A few words about terms. You may be aware of SSL and TLS. According to wiki SSL 3.0 is predecessor of TLS 1.0. It may be allowed to say that TLS is SSL 3.1. US Government has already prohibited using of SSL in their sensitive communications. SSL is old and have a lot of vulnerabilities. It’s believed that TLS is more secure than SSL. Ok, let’s get down to work..

Key Generation

openssl genrsa -aes128 -out fd.key 2048

genrsa - generate a rsa key
-aes128 - the key will be protected byt AES-128
-out fd.key - the name of output file name of key
2048 - size of the key.

Creating Certificate Signing Requests

With having the key now let’s create CSR file. This file will have all sensitive information

openssl req -new -key fd.key -out fd.csr

##Signing Your Own Certificates

Now you can sign your CSR file:

openssl x509 -req -days 365 -in fd.csr -signkey fd.key -out fd.crt

If you don’t want to create CSR file as a single step use following command:

openssl req -new -x509 -days 365 -key fd.key -out fd.crt

Answer all questions as you wish, but when it asks Common Name (e.g. server FQDN or YOUR name) input the name that you point out in apache .conf as a ServerName. Let it be `www.myapp.com`.

Apache Configuration

I’m using for my apps apache as a web server. Here are steps to setup it to use SSL. First of all we need to disable a key password.

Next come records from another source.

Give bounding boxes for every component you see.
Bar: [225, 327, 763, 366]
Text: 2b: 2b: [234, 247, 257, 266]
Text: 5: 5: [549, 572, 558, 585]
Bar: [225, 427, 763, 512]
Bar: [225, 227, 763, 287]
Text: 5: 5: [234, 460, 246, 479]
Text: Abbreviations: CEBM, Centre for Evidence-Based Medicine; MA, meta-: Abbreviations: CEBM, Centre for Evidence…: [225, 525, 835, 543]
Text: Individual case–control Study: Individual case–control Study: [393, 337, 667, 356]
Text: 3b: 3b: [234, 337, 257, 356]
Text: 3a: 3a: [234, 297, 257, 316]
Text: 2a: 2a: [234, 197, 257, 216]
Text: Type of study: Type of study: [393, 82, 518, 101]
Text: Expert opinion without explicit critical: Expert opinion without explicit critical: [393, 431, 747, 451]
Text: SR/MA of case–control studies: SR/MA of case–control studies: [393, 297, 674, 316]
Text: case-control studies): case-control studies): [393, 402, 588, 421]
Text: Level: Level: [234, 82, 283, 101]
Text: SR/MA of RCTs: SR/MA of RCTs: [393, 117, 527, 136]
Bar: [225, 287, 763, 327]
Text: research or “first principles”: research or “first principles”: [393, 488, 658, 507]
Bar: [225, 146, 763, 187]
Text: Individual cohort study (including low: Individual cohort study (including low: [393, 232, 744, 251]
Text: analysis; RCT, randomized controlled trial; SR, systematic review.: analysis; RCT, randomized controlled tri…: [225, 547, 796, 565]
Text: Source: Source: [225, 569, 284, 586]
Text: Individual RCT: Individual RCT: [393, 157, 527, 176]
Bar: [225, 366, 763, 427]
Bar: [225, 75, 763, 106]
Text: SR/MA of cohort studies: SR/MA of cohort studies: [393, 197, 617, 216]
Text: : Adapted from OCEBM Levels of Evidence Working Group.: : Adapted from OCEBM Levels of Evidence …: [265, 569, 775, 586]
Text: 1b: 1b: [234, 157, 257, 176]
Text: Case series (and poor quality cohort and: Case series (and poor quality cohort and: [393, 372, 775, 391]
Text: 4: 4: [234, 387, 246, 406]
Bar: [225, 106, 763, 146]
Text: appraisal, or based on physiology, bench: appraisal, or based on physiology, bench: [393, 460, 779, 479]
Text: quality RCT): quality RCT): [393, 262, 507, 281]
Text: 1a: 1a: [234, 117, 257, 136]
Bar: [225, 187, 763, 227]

openssl rsa -in fd.key -out fd_np.key
mv fd.key fd.key.org
mv fd_np.key fd.key

Check if we get rid of a password: openssl rsa -text -in fd.key.

Now copy fd.key and fd.crt to Ubuntu Trust Store

sudo cp fd.crt /etc/ssl/certs/
sudo cp fd.key /etc/ssl/private/
sudo chmod 0600 /etc/ssl/private/fd.key

For using SSL apache has a module for this. Let’s enable it:

sudo a2enmod ssl

Now we have to re-write our .conf in `/etc/apache2/sites-enabled`

   # change default port to 443
   <VirtualHost *:443>                                                                                                                          
      ServerName www.myapp.com                                                                                                                                                                                                  
      DocumentRoot /var/www/myapp/current/public                                                                                          
      <Directory /var/www/myapp/current/public>                                                                                           
         # This relaxes Apache security settings.                                                                                              
         AllowOverride all                                                                                                                     
         # MultiViews must be turned off.                                                                                                      
         Options -MultiViews                                                                                                                   
         # Uncomment this if you're on Apache >= 2.4:                                                                                          
         Require all granted   



      </Directory>              
        # Add SSL stuff here
  		SSLEngine on
  		SSLCertificateFile    /etc/ssl/certs/fd.crt
		SSLCertificateKeyFile /etc/ssl/private/fd.key
   </VirtualHost>

And now final step

  sudo service apache2 restart

##Rails

If you want to run your RoR app in ssl mode add force_ssl to your application controller.

If you’re using devise force it to use ssl as well. Add these lines to config/environments/production.rb

config.to_prepare { Devise::SessionsController.force_ssl }
config.to_prepare { Devise::RegistrationsController.force_ssl }
config.to_prepare { Devise::PasswordsController.force_ssl }

Update

The post was written before Let’s Encrypt came out, but I still think it contains useful information about certificates.